Although Montague has been involved in many recordings and with a number of well known groups this album is his first under his leadership and it is wonderful. The music is original and imaginative, as well as being experimental and improvised but without the negative connotations that are sometimes attached (often unfairly) to those words. Some of this is due to Montague's subtle compositions and guitar playing but much is also the result of the complex interactions between him and his two colleagues; long-time collaborator, pianist and ECM recording artist, Kit Downes, and electric bassist Ruth Goller. The absence of drums creates spaces for the three of them that gives the music an intriguing delicacy both engaging and stimulating.

The opening track Irish Handcuffs (Introduction) is a beautifully judged improvised guitar solo by Montague that leads into the second track, the full Irish Handcuffs with close rhythmic inter-play between a 'prepared' piano and electronically enhanced guitar with the electric bass in there as well producing a very vibrant and intricate mixture. This piece demonstrates Montague's ability to integrate unusual musical forms with the use of hocketting, a medieval musical form with a quick alteration of notes between two voices (or in this case, two instruments) giving a very distinctive sound. Apparently this effect is used in Indonesian gamelan music, Andean siku, Russian kuvutsi, rara street processions in Haiti and King Crimson. As my Irish granny would have said "It's a long way from hocketting he was born" (Gateshead, actually) but it creates a fascinating and gripping effect.

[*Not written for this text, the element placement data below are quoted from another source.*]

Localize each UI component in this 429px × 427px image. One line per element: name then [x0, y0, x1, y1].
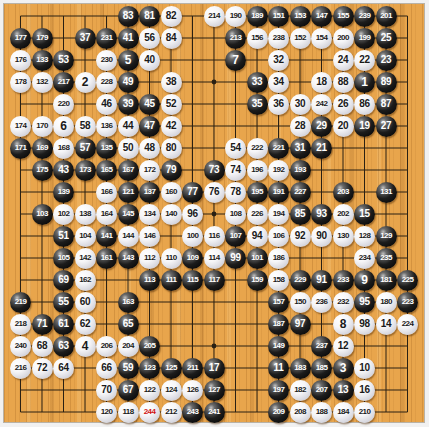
move-number: 42 [166, 121, 177, 131]
stone-black-173: 173 [75, 160, 96, 181]
stone-white-96: 96 [182, 204, 203, 225]
move-number: 102 [58, 210, 70, 218]
move-number: 6 [60, 120, 67, 132]
stone-black-73: 73 [204, 160, 225, 181]
move-number: 34 [273, 77, 284, 87]
move-number: 156 [251, 34, 263, 42]
stone-white-72: 72 [32, 358, 53, 379]
move-number: 234 [359, 254, 371, 262]
stone-black-63: 63 [53, 336, 74, 357]
stone-white-60: 60 [75, 292, 96, 313]
move-number: 204 [122, 342, 134, 350]
move-number: 196 [251, 166, 263, 174]
stone-white-8: 8 [333, 314, 354, 335]
stone-black-167: 167 [118, 160, 139, 181]
stone-black-53: 53 [53, 50, 74, 71]
move-number: 232 [337, 298, 349, 306]
move-number: 136 [101, 122, 113, 130]
move-number: 226 [251, 210, 263, 218]
stone-white-128: 128 [354, 226, 375, 247]
stone-white-220: 220 [53, 94, 74, 115]
move-number: 192 [273, 166, 285, 174]
move-number: 236 [316, 298, 328, 306]
move-number: 145 [122, 210, 134, 218]
move-number: 155 [337, 12, 349, 20]
stone-white-192: 192 [268, 160, 289, 181]
stone-white-18: 18 [311, 72, 332, 93]
move-number: 18 [316, 77, 327, 87]
move-number: 193 [294, 166, 306, 174]
move-number: 40 [144, 55, 155, 65]
stone-black-91: 91 [311, 270, 332, 291]
move-number: 85 [295, 209, 306, 219]
stone-black-193: 193 [290, 160, 311, 181]
stone-black-227: 227 [290, 182, 311, 203]
move-number: 142 [79, 254, 91, 262]
stone-black-201: 201 [376, 6, 397, 27]
move-number: 103 [36, 210, 48, 218]
move-number: 1 [361, 76, 368, 88]
move-number: 82 [166, 11, 177, 21]
move-number: 185 [316, 364, 328, 372]
move-number: 9 [361, 274, 368, 286]
move-number: 183 [294, 364, 306, 372]
move-number: 72 [37, 363, 48, 373]
stone-black-13: 13 [333, 380, 354, 401]
stone-black-93: 93 [311, 204, 332, 225]
move-number: 46 [101, 99, 112, 109]
stone-white-42: 42 [161, 116, 182, 137]
stone-white-64: 64 [53, 358, 74, 379]
stone-black-25: 25 [376, 28, 397, 49]
stone-white-92: 92 [290, 226, 311, 247]
move-number: 92 [295, 231, 306, 241]
move-number: 203 [337, 188, 349, 196]
move-number: 87 [381, 99, 392, 109]
move-number: 144 [122, 232, 134, 240]
stone-black-95: 95 [354, 292, 375, 313]
stone-black-23: 23 [376, 50, 397, 71]
stone-white-32: 32 [268, 50, 289, 71]
move-number: 187 [273, 320, 285, 328]
stone-white-144: 144 [118, 226, 139, 247]
stone-black-153: 153 [290, 6, 311, 27]
stone-white-132: 132 [32, 72, 53, 93]
stone-black-55: 55 [53, 292, 74, 313]
stone-white-28: 28 [290, 116, 311, 137]
move-number: 61 [58, 319, 69, 329]
move-number: 181 [380, 276, 392, 284]
stone-white-102: 102 [53, 204, 74, 225]
stone-white-86: 86 [354, 94, 375, 115]
stone-black-219: 219 [10, 292, 31, 313]
stone-black-181: 181 [376, 270, 397, 291]
stone-white-150: 150 [290, 292, 311, 313]
stone-white-54: 54 [225, 138, 246, 159]
stone-black-135: 135 [96, 138, 117, 159]
move-number: 3 [340, 362, 347, 374]
stone-white-146: 146 [139, 226, 160, 247]
move-number: 97 [295, 319, 306, 329]
move-number: 184 [337, 408, 349, 416]
move-number: 94 [252, 231, 263, 241]
stone-white-234: 234 [354, 248, 375, 269]
move-number: 179 [36, 34, 48, 42]
stone-black-97: 97 [290, 314, 311, 335]
move-number: 180 [380, 298, 392, 306]
move-number: 244 [144, 408, 156, 416]
stone-black-115: 115 [182, 270, 203, 291]
move-number: 35 [252, 99, 263, 109]
move-number: 109 [187, 254, 199, 262]
star-point [212, 80, 217, 85]
stone-white-188: 188 [311, 402, 332, 423]
move-number: 12 [338, 341, 349, 351]
move-number: 190 [230, 12, 242, 20]
move-number: 139 [58, 188, 70, 196]
move-number: 165 [101, 166, 113, 174]
stone-black-17: 17 [204, 358, 225, 379]
stone-black-33: 33 [247, 72, 268, 93]
move-number: 91 [316, 275, 327, 285]
stone-white-104: 104 [75, 226, 96, 247]
move-number: 206 [101, 342, 113, 350]
move-number: 153 [294, 12, 306, 20]
stone-white-78: 78 [225, 182, 246, 203]
move-number: 41 [123, 33, 134, 43]
move-number: 173 [79, 166, 91, 174]
stone-white-164: 164 [96, 204, 117, 225]
move-number: 194 [273, 210, 285, 218]
stone-black-103: 103 [32, 204, 53, 225]
move-number: 83 [123, 11, 134, 21]
move-number: 115 [187, 276, 198, 284]
move-number: 30 [295, 99, 306, 109]
move-number: 107 [230, 232, 242, 240]
stone-white-100: 100 [182, 226, 203, 247]
stone-white-126: 126 [182, 380, 203, 401]
stone-black-51: 51 [53, 226, 74, 247]
stone-black-99: 99 [225, 248, 246, 269]
move-number: 130 [337, 232, 349, 240]
move-number: 59 [123, 363, 134, 373]
stone-black-157: 157 [268, 292, 289, 313]
move-number: 67 [123, 385, 134, 395]
stone-black-189: 189 [247, 6, 268, 27]
move-number: 19 [359, 121, 370, 131]
stone-white-38: 38 [161, 72, 182, 93]
move-number: 240 [15, 342, 27, 350]
move-number: 154 [316, 34, 328, 42]
move-number: 170 [36, 122, 48, 130]
stone-black-61: 61 [53, 314, 74, 335]
stone-white-184: 184 [333, 402, 354, 423]
stone-white-84: 84 [161, 28, 182, 49]
move-number: 58 [80, 121, 91, 131]
move-number: 90 [316, 231, 327, 241]
move-number: 74 [230, 165, 241, 175]
stone-white-12: 12 [333, 336, 354, 357]
stone-black-195: 195 [247, 182, 268, 203]
move-number: 197 [273, 386, 285, 394]
move-number: 56 [144, 33, 155, 43]
stone-black-161: 161 [96, 248, 117, 269]
stone-white-140: 140 [161, 204, 182, 225]
move-number: 178 [15, 78, 27, 86]
move-number: 189 [251, 12, 263, 20]
move-number: 228 [101, 78, 113, 86]
stone-black-9: 9 [354, 270, 375, 291]
stone-black-243: 243 [182, 402, 203, 423]
move-number: 158 [273, 276, 285, 284]
stone-black-41: 41 [118, 28, 139, 49]
stone-white-6: 6 [53, 116, 74, 137]
stone-black-77: 77 [182, 182, 203, 203]
stone-white-228: 228 [96, 72, 117, 93]
stone-black-205: 205 [139, 336, 160, 357]
stone-black-81: 81 [139, 6, 160, 27]
move-number: 69 [58, 275, 69, 285]
move-number: 48 [144, 143, 155, 153]
move-number: 182 [294, 386, 306, 394]
move-number: 93 [316, 209, 327, 219]
stone-black-183: 183 [290, 358, 311, 379]
move-number: 162 [79, 276, 91, 284]
stone-white-88: 88 [333, 72, 354, 93]
stone-black-59: 59 [118, 358, 139, 379]
move-number: 29 [316, 121, 327, 131]
stone-black-169: 169 [32, 138, 53, 159]
move-number: 161 [101, 254, 113, 262]
stone-white-166: 166 [96, 182, 117, 203]
move-number: 38 [166, 77, 177, 87]
move-number: 219 [15, 298, 27, 306]
stone-black-221: 221 [268, 138, 289, 159]
stone-black-109: 109 [182, 248, 203, 269]
move-number: 68 [37, 341, 48, 351]
stone-white-212: 212 [161, 402, 182, 423]
stone-black-133: 133 [32, 50, 53, 71]
stone-white-10: 10 [354, 358, 375, 379]
stone-black-223: 223 [397, 292, 418, 313]
move-number: 108 [230, 210, 242, 218]
stone-white-240: 240 [10, 336, 31, 357]
stone-black-209: 209 [268, 402, 289, 423]
stone-white-56: 56 [139, 28, 160, 49]
stone-white-170: 170 [32, 116, 53, 137]
move-number: 138 [79, 210, 91, 218]
move-number: 147 [316, 12, 328, 20]
stone-white-232: 232 [333, 292, 354, 313]
stone-black-5: 5 [118, 50, 139, 71]
stone-white-156: 156 [247, 28, 268, 49]
move-number: 205 [144, 342, 156, 350]
move-number: 157 [273, 298, 285, 306]
stone-black-231: 231 [96, 28, 117, 49]
stone-black-147: 147 [311, 6, 332, 27]
stone-white-202: 202 [333, 204, 354, 225]
move-number: 235 [380, 254, 392, 262]
stone-white-16: 16 [354, 380, 375, 401]
stone-black-211: 211 [182, 358, 203, 379]
move-number: 168 [58, 144, 70, 152]
move-number: 208 [294, 408, 306, 416]
move-number: 8 [340, 318, 347, 330]
stone-black-117: 117 [204, 270, 225, 291]
stone-black-47: 47 [139, 116, 160, 137]
stone-white-210: 210 [354, 402, 375, 423]
move-number: 23 [381, 55, 392, 65]
move-number: 159 [251, 276, 263, 284]
stone-white-204: 204 [118, 336, 139, 357]
move-number: 44 [123, 121, 134, 131]
stone-white-94: 94 [247, 226, 268, 247]
stone-black-121: 121 [118, 182, 139, 203]
stone-white-130: 130 [333, 226, 354, 247]
stone-white-194: 194 [268, 204, 289, 225]
move-number: 160 [165, 188, 177, 196]
stone-black-37: 37 [75, 28, 96, 49]
stone-black-171: 171 [10, 138, 31, 159]
move-number: 55 [58, 297, 69, 307]
stone-white-26: 26 [333, 94, 354, 115]
stone-white-50: 50 [118, 138, 139, 159]
stone-white-74: 74 [225, 160, 246, 181]
stone-white-138: 138 [75, 204, 96, 225]
stone-white-46: 46 [96, 94, 117, 115]
move-number: 186 [273, 254, 285, 262]
move-number: 15 [359, 209, 370, 219]
stone-white-182: 182 [290, 380, 311, 401]
move-number: 171 [15, 144, 27, 152]
stone-white-4: 4 [75, 336, 96, 357]
move-number: 114 [208, 254, 219, 262]
stone-black-235: 235 [376, 248, 397, 269]
move-number: 64 [58, 363, 69, 373]
move-number: 104 [79, 232, 91, 240]
stone-white-208: 208 [290, 402, 311, 423]
move-number: 140 [165, 210, 177, 218]
move-number: 80 [166, 143, 177, 153]
move-number: 33 [252, 77, 263, 87]
move-number: 221 [273, 144, 285, 152]
move-number: 24 [338, 55, 349, 65]
move-number: 172 [144, 166, 156, 174]
stone-black-129: 129 [376, 226, 397, 247]
stone-black-159: 159 [247, 270, 268, 291]
move-number: 211 [187, 364, 198, 372]
stone-black-233: 233 [333, 270, 354, 291]
stone-white-2: 2 [75, 72, 96, 93]
stone-white-136: 136 [96, 116, 117, 137]
stone-black-57: 57 [75, 138, 96, 159]
move-number: 25 [381, 33, 392, 43]
stone-black-31: 31 [290, 138, 311, 159]
move-number: 96 [187, 209, 198, 219]
stone-white-158: 158 [268, 270, 289, 291]
stone-black-187: 187 [268, 314, 289, 335]
stone-white-172: 172 [139, 160, 160, 181]
move-number: 86 [359, 99, 370, 109]
stone-black-197: 197 [268, 380, 289, 401]
stone-black-199: 199 [354, 28, 375, 49]
stone-white-186: 186 [268, 248, 289, 269]
move-number: 71 [37, 319, 48, 329]
stone-black-213: 213 [225, 28, 246, 49]
stone-white-44: 44 [118, 116, 139, 137]
stone-black-113: 113 [139, 270, 160, 291]
move-number: 27 [381, 121, 392, 131]
stone-white-68: 68 [32, 336, 53, 357]
stone-white-142: 142 [75, 248, 96, 269]
move-number: 238 [273, 34, 285, 42]
move-number: 152 [294, 34, 306, 42]
stone-black-185: 185 [311, 358, 332, 379]
stone-black-141: 141 [96, 226, 117, 247]
move-number: 7 [232, 54, 239, 66]
stone-white-242: 242 [311, 94, 332, 115]
stone-white-36: 36 [268, 94, 289, 115]
stone-white-70: 70 [96, 380, 117, 401]
stone-white-178: 178 [10, 72, 31, 93]
stone-white-214: 214 [204, 6, 225, 27]
stone-white-122: 122 [139, 380, 160, 401]
stone-black-39: 39 [118, 94, 139, 115]
move-number: 45 [144, 99, 155, 109]
move-number: 241 [208, 408, 220, 416]
stone-black-139: 139 [53, 182, 74, 203]
stone-white-226: 226 [247, 204, 268, 225]
move-number: 101 [251, 254, 263, 262]
stone-black-43: 43 [53, 160, 74, 181]
move-number: 16 [359, 385, 370, 395]
move-number: 151 [273, 12, 285, 20]
move-number: 57 [80, 143, 91, 153]
stone-black-175: 175 [32, 160, 53, 181]
stone-white-108: 108 [225, 204, 246, 225]
move-number: 11 [274, 363, 284, 373]
stone-black-145: 145 [118, 204, 139, 225]
stone-white-238: 238 [268, 28, 289, 49]
stone-white-82: 82 [161, 6, 182, 27]
stone-black-11: 11 [268, 358, 289, 379]
move-number: 32 [273, 55, 284, 65]
move-number: 163 [122, 298, 134, 306]
move-number: 231 [101, 34, 113, 42]
move-number: 218 [15, 320, 27, 328]
move-number: 202 [337, 210, 349, 218]
stone-white-34: 34 [268, 72, 289, 93]
stone-white-66: 66 [96, 358, 117, 379]
stone-black-229: 229 [290, 270, 311, 291]
stone-black-71: 71 [32, 314, 53, 335]
stone-black-179: 179 [32, 28, 53, 49]
stone-black-69: 69 [53, 270, 74, 291]
stone-black-27: 27 [376, 116, 397, 137]
stone-white-98: 98 [354, 314, 375, 335]
stone-white-154: 154 [311, 28, 332, 49]
move-number: 65 [123, 319, 134, 329]
stone-black-149: 149 [268, 336, 289, 357]
move-number: 31 [295, 143, 306, 153]
stone-white-224: 224 [397, 314, 418, 335]
move-number: 50 [123, 143, 134, 153]
stone-black-239: 239 [354, 6, 375, 27]
stone-black-163: 163 [118, 292, 139, 313]
move-number: 224 [402, 320, 414, 328]
stone-white-162: 162 [75, 270, 96, 291]
move-number: 149 [273, 342, 285, 350]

The title track Warmer Than Blood is a musical interpretation of a poem by Fiona Sampson which begins "The black beast who sleeps/under your feet raising/his back sometimes sending/shivers up your spine" and gives you a feel of the atmosphere of this piece which is subtly dark and mysterious.

A number of pieces were written for his family. FTM for his young son starts slowly and meditatively but builds up to a more frantic staccato finish and the track, Moira, inspired by his grandmother, is a heartfelt and beautiful guitar improvisation (her views on hocketting are not known).

The one standard, melodic 'tune' on the album is perhaps appropriately given the title Not My Usual, but the quality of composition across the whole album is shown by the fact that it does not stand out as something different or a 'relief', but as another fine piece of music with its place amongst all the others.
The final track Rendered began as a commission for the opening of Jimi Hendrix's flat in the house where Handel once lived and, as there wasn't much musical inspiration there, apparently Montague got started by rubbing manuscript paper onto wood chipped wallpaper (come to think of it Hendrix was inclined to rub his guitar against certain delicate parts of his body in live performance).

But however it was created this is another gorgeously musical track with beautiful repetitive bell-like sounds from the piano and guitar and ending with the sounds of the sea or the wind or maybe blood rushing through the veins.

Throughout the album all three musicians are in intuitive harmony with each other and have created some fantastic music to help deal with lockdown. My album of the year!
JC

Irish Handcuffs (Introduction); Irish Handcuffs; Warmer Than Blood; FTM; C Squad; Not My Usual Type; The Internet; Moira; Rendered.

Available now from Whirlwind Recordings.